V. Exercise Three (15 minutes)
a) Students will be directed to draw the chair with their eyes closed. The lights will be turned off, and the statue will be taken off the chair while the lights are off.
b) Students will be asked to draw the chair again with the lights on, and without the statue.
c) During this last phase students become aware that the statue was part of their engagement with the world.
d) Structured Absences in Art—the movie Crumb.

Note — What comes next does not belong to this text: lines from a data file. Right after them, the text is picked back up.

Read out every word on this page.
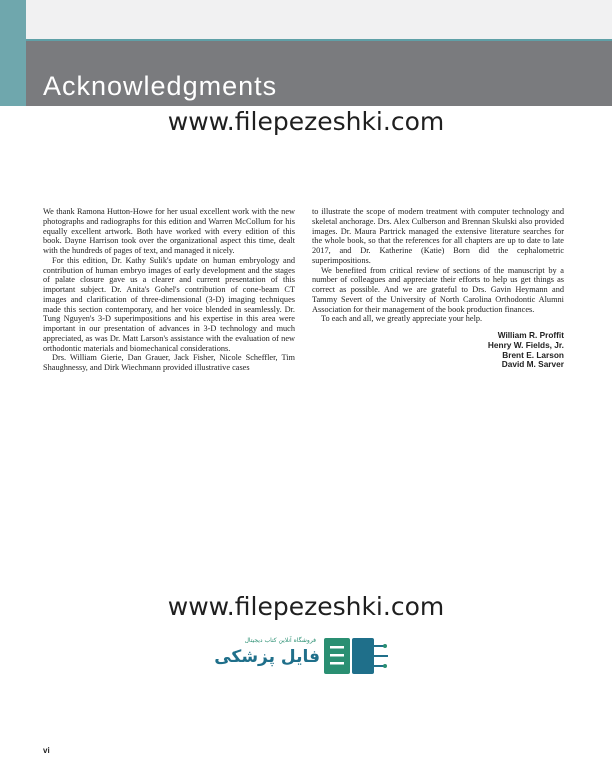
Acknowledgments
www.filepezeshki.com

We thank Ramona Hutton-Howe for her usual excellent work with the new photographs and radiographs for this edition and Warren McCollum for his equally excellent artwork. Both have worked with every edition of this book. Dayne Harrison took over the organizational aspect this time, dealt with the hundreds of pages of text, and managed it nicely.

For this edition, Dr. Kathy Sulik's update on human embryology and contribution of human embryo images of early development and the stages of palate closure gave us a clearer and current presentation of this important subject. Dr. Anita's Gohel's contribution of cone-beam CT images and clarification of three-dimensional (3-D) imaging techniques made this section contemporary, and her voice blended in seamlessly. Dr. Tung Nguyen's 3-D superimpositions and his expertise in this area were important in our presentation of advances in 3-D technology and much appreciated, as was Dr. Matt Larson's assistance with the evaluation of new orthodontic materials and biomechanical considerations.

Drs. William Gierie, Dan Grauer, Jack Fisher, Nicole Scheffler, Tim Shaughnessy, and Dirk Wiechmann provided illustrative cases

to illustrate the scope of modern treatment with computer technology and skeletal anchorage. Drs. Alex Culberson and Brennan Skulski also provided images. Dr. Maura Partrick managed the extensive literature searches for the whole book, so that the references for all chapters are up to date to late 2017, and Dr. Katherine (Katie) Born did the cephalometric superimpositions.

We benefited from critical review of sections of the manuscript by a number of colleagues and appreciate their efforts to help us get things as correct as possible. And we are grateful to Drs. Gavin Heymann and Tammy Severt of the University of North Carolina Orthodontic Alumni Association for their management of the book production finances.

To each and all, we greatly appreciate your help.

William R. Proffit
Henry W. Fields, Jr.
Brent E. Larson
David M. Sarver
www.filepezeshki.com
فروشگاه آنلاین کتاب دیجیتال
فایل پزشکی
vi
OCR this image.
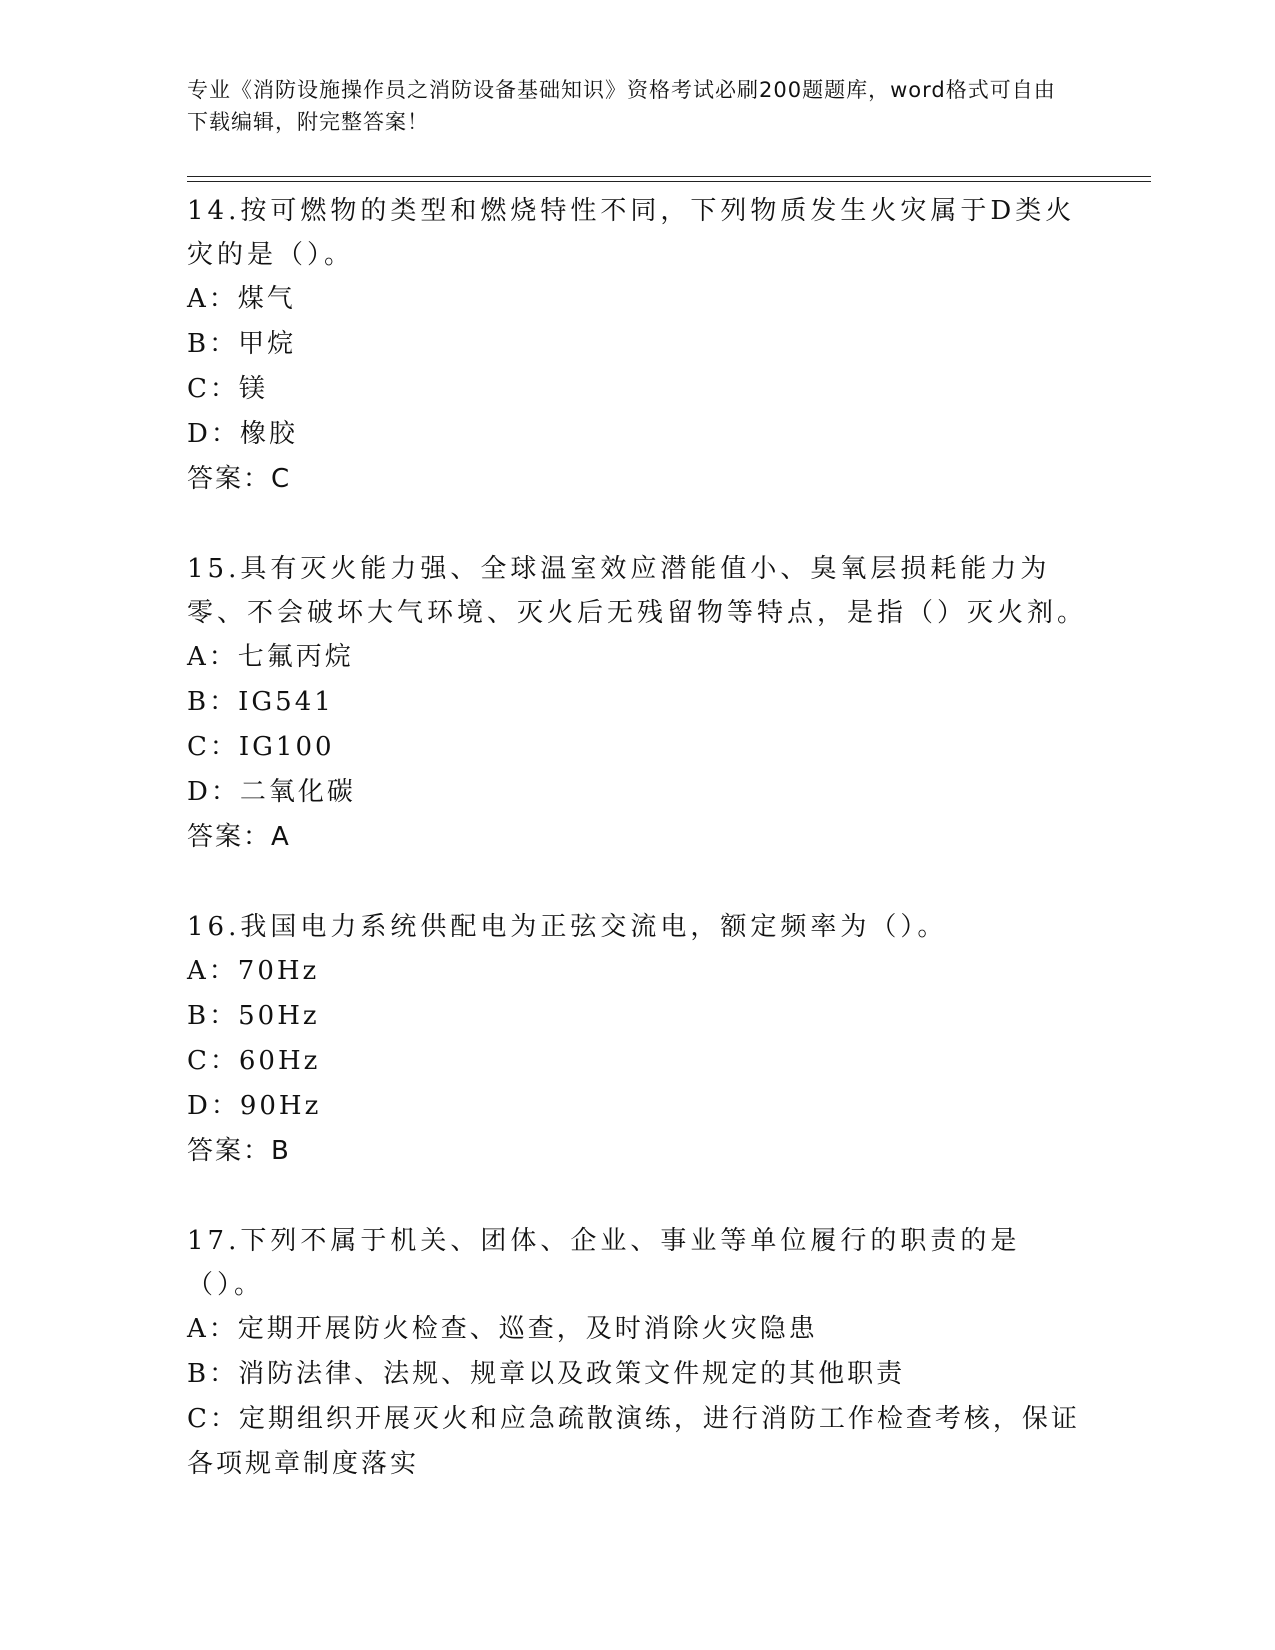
专业《消防设施操作员之消防设备基础知识》资格考试必刷200题题库，word格式可自由下载编辑，附完整答案！
14.按可燃物的类型和燃烧特性不同，下列物质发生火灾属于D类火灾的是（）。
A：煤气
B：甲烷
C：镁
D：橡胶
答案：C
15.具有灭火能力强、全球温室效应潜能值小、臭氧层损耗能力为零、不会破坏大气环境、灭火后无残留物等特点，是指（）灭火剂。
A：七氟丙烷
B：IG541
C：IG100
D：二氧化碳
答案：A
16.我国电力系统供配电为正弦交流电，额定频率为（）。
A：70Hz
B：50Hz
C：60Hz
D：90Hz
答案：B
17.下列不属于机关、团体、企业、事业等单位履行的职责的是（）。
A：定期开展防火检查、巡查，及时消除火灾隐患
B：消防法律、法规、规章以及政策文件规定的其他职责
C：定期组织开展灭火和应急疏散演练，进行消防工作检查考核，保证各项规章制度落实
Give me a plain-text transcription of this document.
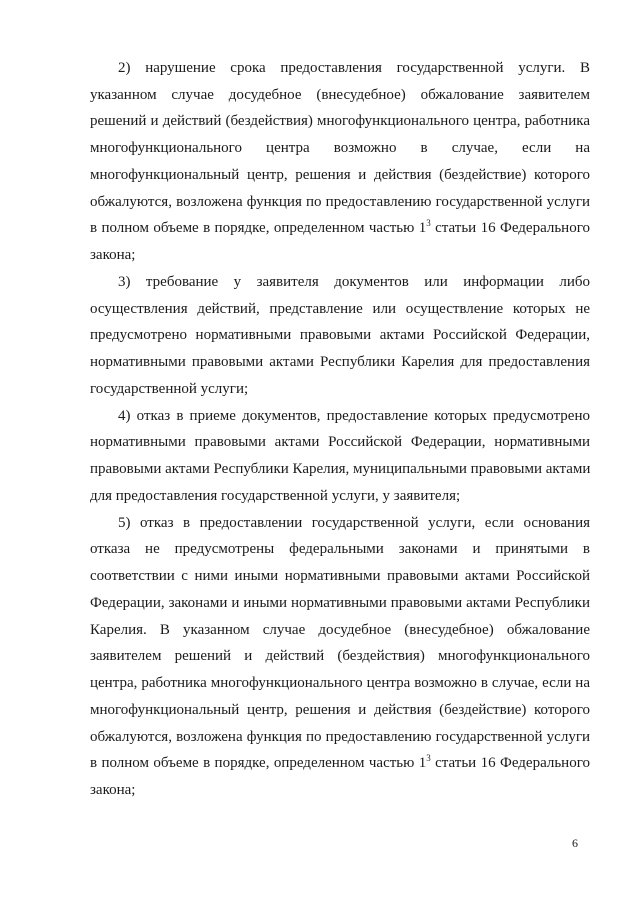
2) нарушение срока предоставления государственной услуги. В
указанном случае досудебное (внесудебное) обжалование заявителем
решений и действий (бездействия) многофункционального центра, работника
многофункционального центра возможно в случае, если на
многофункциональный центр, решения и действия (бездействие) которого
обжалуются, возложена функция по предоставлению государственной услуги
в полном объеме в порядке, определенном частью $1^3$ статьи 16 Федерального
закона;
3) требование у заявителя документов или информации либо
осуществления действий, представление или осуществление которых не
предусмотрено нормативными правовыми актами Российской Федерации,
нормативными правовыми актами Республики Карелия для предоставления
государственной услуги;
4) отказ в приеме документов, предоставление которых предусмотрено
нормативными правовыми актами Российской Федерации, нормативными
правовыми актами Республики Карелия, муниципальными правовыми актами
для предоставления государственной услуги, у заявителя;
5) отказ в предоставлении государственной услуги, если основания
отказа не предусмотрены федеральными законами и принятыми в
соответствии с ними иными нормативными правовыми актами Российской
Федерации, законами и иными нормативными правовыми актами Республики
Карелия. В указанном случае досудебное (внесудебное) обжалование
заявителем решений и действий (бездействия) многофункционального
центра, работника многофункционального центра возможно в случае, если на
многофункциональный центр, решения и действия (бездействие) которого
обжалуются, возложена функция по предоставлению государственной услуги
в полном объеме в порядке, определенном частью $1^3$ статьи 16 Федерального
закона;
6
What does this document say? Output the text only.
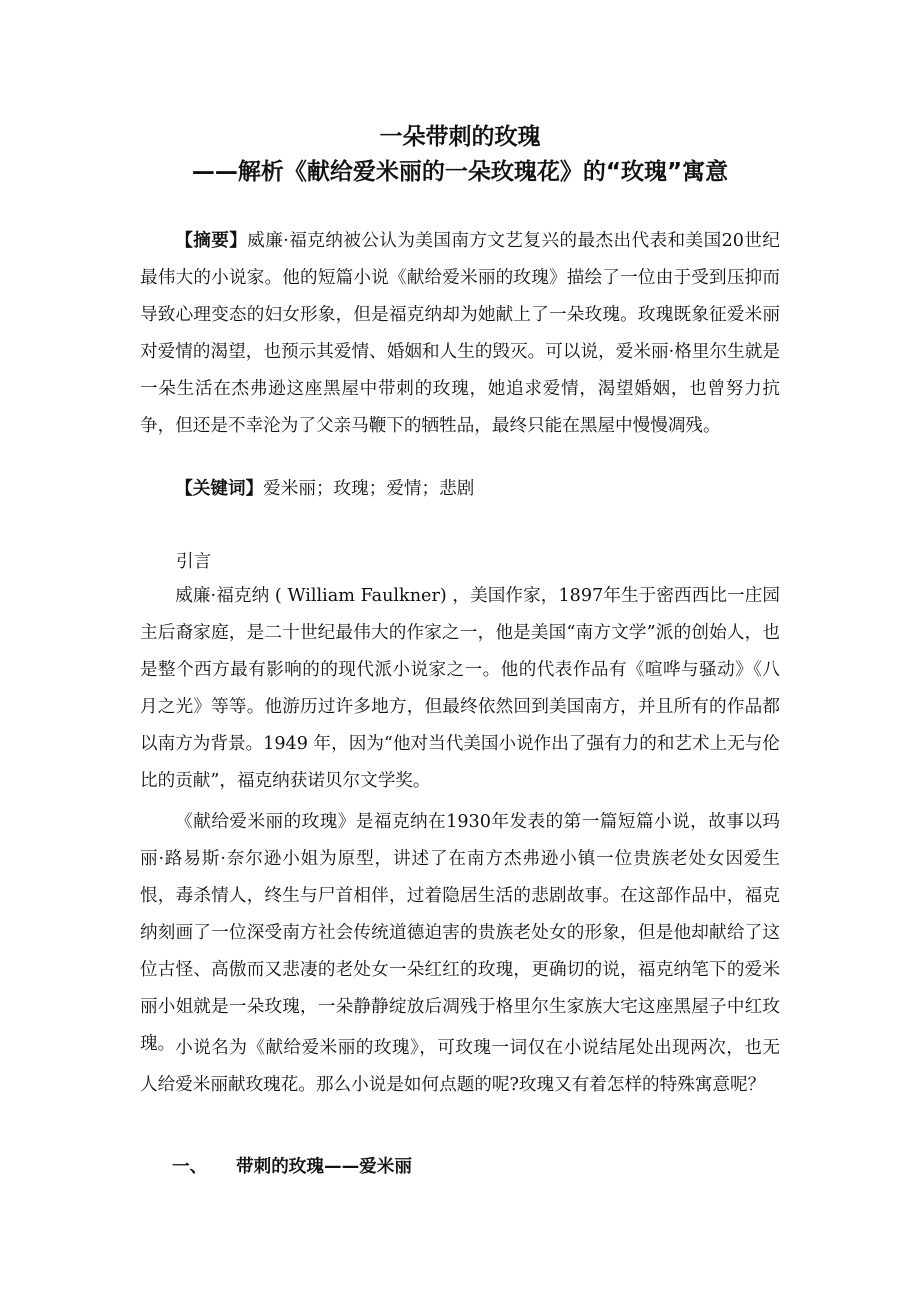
一朵带刺的玫瑰
——解析《献给爱米丽的一朵玫瑰花》的“玫瑰”寓意

【摘要】威廉·福克纳被公认为美国南方文艺复兴的最杰出代表和美国20世纪最伟大的小说家。他的短篇小说《献给爱米丽的玫瑰》描绘了一位由于受到压抑而导致心理变态的妇女形象，但是福克纳却为她献上了一朵玫瑰。玫瑰既象征爱米丽对爱情的渴望，也预示其爱情、婚姻和人生的毁灭。可以说，爱米丽·格里尔生就是一朵生活在杰弗逊这座黑屋中带刺的玫瑰，她追求爱情，渴望婚姻，也曾努力抗争，但还是不幸沦为了父亲马鞭下的牺牲品，最终只能在黑屋中慢慢凋残。

【关键词】爱米丽；玫瑰；爱情；悲剧

引言

威廉·福克纳 ( William Faulkner) ，美国作家，1897年生于密西西比一庄园主后裔家庭，是二十世纪最伟大的作家之一，他是美国“南方文学”派的创始人，也是整个西方最有影响的的现代派小说家之一。他的代表作品有《喧哗与骚动》《八月之光》等等。他游历过许多地方，但最终依然回到美国南方，并且所有的作品都以南方为背景。1949 年，因为“他对当代美国小说作出了强有力的和艺术上无与伦比的贡献”，福克纳获诺贝尔文学奖。

《献给爱米丽的玫瑰》是福克纳在1930年发表的第一篇短篇小说，故事以玛丽·路易斯·奈尔逊小姐为原型，讲述了在南方杰弗逊小镇一位贵族老处女因爱生恨，毒杀情人，终生与尸首相伴，过着隐居生活的悲剧故事。在这部作品中，福克纳刻画了一位深受南方社会传统道德迫害的贵族老处女的形象，但是他却献给了这位古怪、高傲而又悲凄的老处女一朵红红的玫瑰，更确切的说，福克纳笔下的爱米丽小姐就是一朵玫瑰，一朵静静绽放后凋残于格里尔生家族大宅这座黑屋子中红玫瑰。 小说名为《献给爱米丽的玫瑰》，可玫瑰一词仅在小说结尾处出现两次，也无人给爱米丽献玫瑰花。那么小说是如何点题的呢?玫瑰又有着怎样的特殊寓意呢？

一、 带刺的玫瑰——爱米丽
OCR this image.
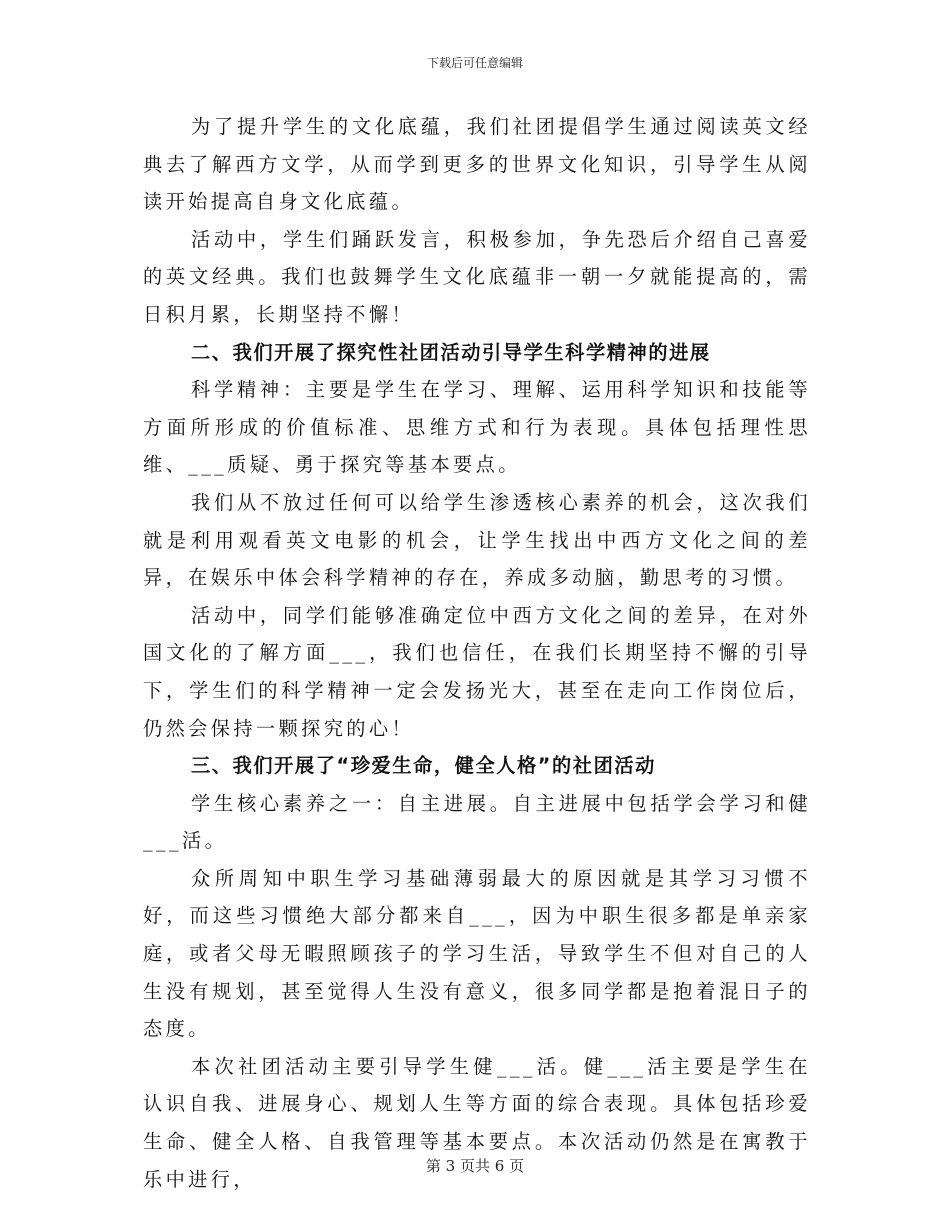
下载后可任意编辑

为了提升学生的文化底蕴，我们社团提倡学生通过阅读英文经典去了解西方文学，从而学到更多的世界文化知识，引导学生从阅读开始提高自身文化底蕴。

活动中，学生们踊跃发言，积极参加，争先恐后介绍自己喜爱的英文经典。我们也鼓舞学生文化底蕴非一朝一夕就能提高的，需日积月累，长期坚持不懈！

二、我们开展了探究性社团活动引导学生科学精神的进展

科学精神：主要是学生在学习、理解、运用科学知识和技能等方面所形成的价值标准、思维方式和行为表现。具体包括理性思维、___质疑、勇于探究等基本要点。

我们从不放过任何可以给学生渗透核心素养的机会，这次我们就是利用观看英文电影的机会，让学生找出中西方文化之间的差异，在娱乐中体会科学精神的存在，养成多动脑，勤思考的习惯。

活动中，同学们能够准确定位中西方文化之间的差异，在对外国文化的了解方面___，我们也信任，在我们长期坚持不懈的引导下，学生们的科学精神一定会发扬光大，甚至在走向工作岗位后，仍然会保持一颗探究的心！

三、我们开展了“珍爱生命，健全人格”的社团活动

学生核心素养之一：自主进展。自主进展中包括学会学习和健___活。

众所周知中职生学习基础薄弱最大的原因就是其学习习惯不好，而这些习惯绝大部分都来自___，因为中职生很多都是单亲家庭，或者父母无暇照顾孩子的学习生活，导致学生不但对自己的人生没有规划，甚至觉得人生没有意义，很多同学都是抱着混日子的态度。

本次社团活动主要引导学生健___活。健___活主要是学生在认识自我、进展身心、规划人生等方面的综合表现。具体包括珍爱生命、健全人格、自我管理等基本要点。本次活动仍然是在寓教于乐中进行，

第 3 页共 6 页
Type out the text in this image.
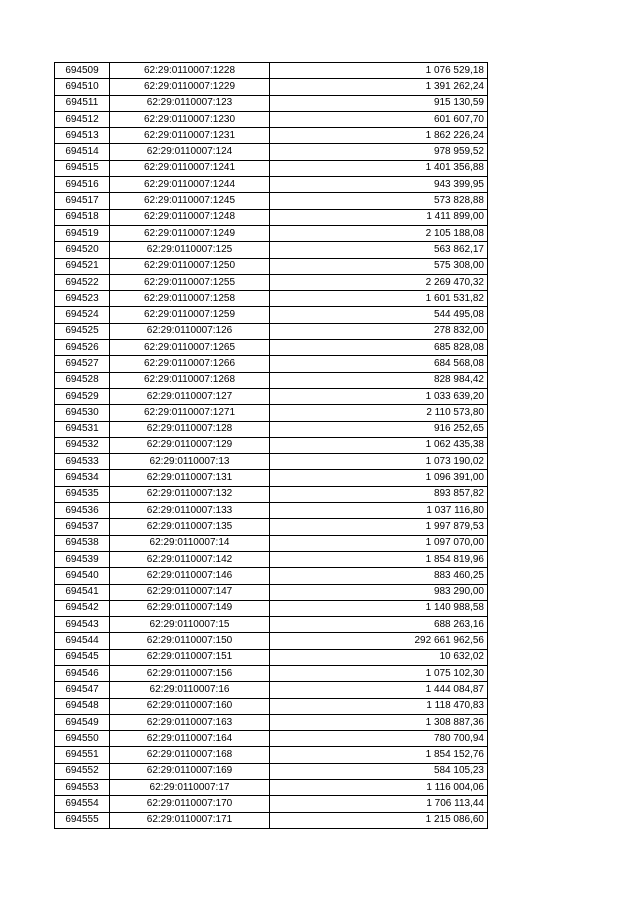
694509	62:29:0110007:1228	1 076 529,18
694510	62:29:0110007:1229	1 391 262,24
694511	62:29:0110007:123	915 130,59
694512	62:29:0110007:1230	601 607,70
694513	62:29:0110007:1231	1 862 226,24
694514	62:29:0110007:124	978 959,52
694515	62:29:0110007:1241	1 401 356,88
694516	62:29:0110007:1244	943 399,95
694517	62:29:0110007:1245	573 828,88
694518	62:29:0110007:1248	1 411 899,00
694519	62:29:0110007:1249	2 105 188,08
694520	62:29:0110007:125	563 862,17
694521	62:29:0110007:1250	575 308,00
694522	62:29:0110007:1255	2 269 470,32
694523	62:29:0110007:1258	1 601 531,82
694524	62:29:0110007:1259	544 495,08
694525	62:29:0110007:126	278 832,00
694526	62:29:0110007:1265	685 828,08
694527	62:29:0110007:1266	684 568,08
694528	62:29:0110007:1268	828 984,42
694529	62:29:0110007:127	1 033 639,20
694530	62:29:0110007:1271	2 110 573,80
694531	62:29:0110007:128	916 252,65
694532	62:29:0110007:129	1 062 435,38
694533	62:29:0110007:13	1 073 190,02
694534	62:29:0110007:131	1 096 391,00
694535	62:29:0110007:132	893 857,82
694536	62:29:0110007:133	1 037 116,80
694537	62:29:0110007:135	1 997 879,53
694538	62:29:0110007:14	1 097 070,00
694539	62:29:0110007:142	1 854 819,96
694540	62:29:0110007:146	883 460,25
694541	62:29:0110007:147	983 290,00
694542	62:29:0110007:149	1 140 988,58
694543	62:29:0110007:15	688 263,16
694544	62:29:0110007:150	292 661 962,56
694545	62:29:0110007:151	10 632,02
694546	62:29:0110007:156	1 075 102,30
694547	62:29:0110007:16	1 444 084,87
694548	62:29:0110007:160	1 118 470,83
694549	62:29:0110007:163	1 308 887,36
694550	62:29:0110007:164	780 700,94
694551	62:29:0110007:168	1 854 152,76
694552	62:29:0110007:169	584 105,23
694553	62:29:0110007:17	1 116 004,06
694554	62:29:0110007:170	1 706 113,44
694555	62:29:0110007:171	1 215 086,60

VI. Conclusion: (10 minutes)
a) draw picture of the mind on the white board to illustrate how some theorists have thought about the role of observation, language and society in perception.


Criteria for observation:
1. Are the students participating in the exercises?
2. Are the students able to recognize the role that language plays in observation?
3. Are the students able to recognize that the absence of objects makes us aware of their former presence and of how the thing is part of the totality of meanings, i.e. in the absence is revealed the presence and the thing as tool, i.e. as being-engaged in the world?
4. Are they willing to entertain how the mind interacts with the world through art?


Wally Thompson

Thank you for providing this affective way of demonstrating phenomonology.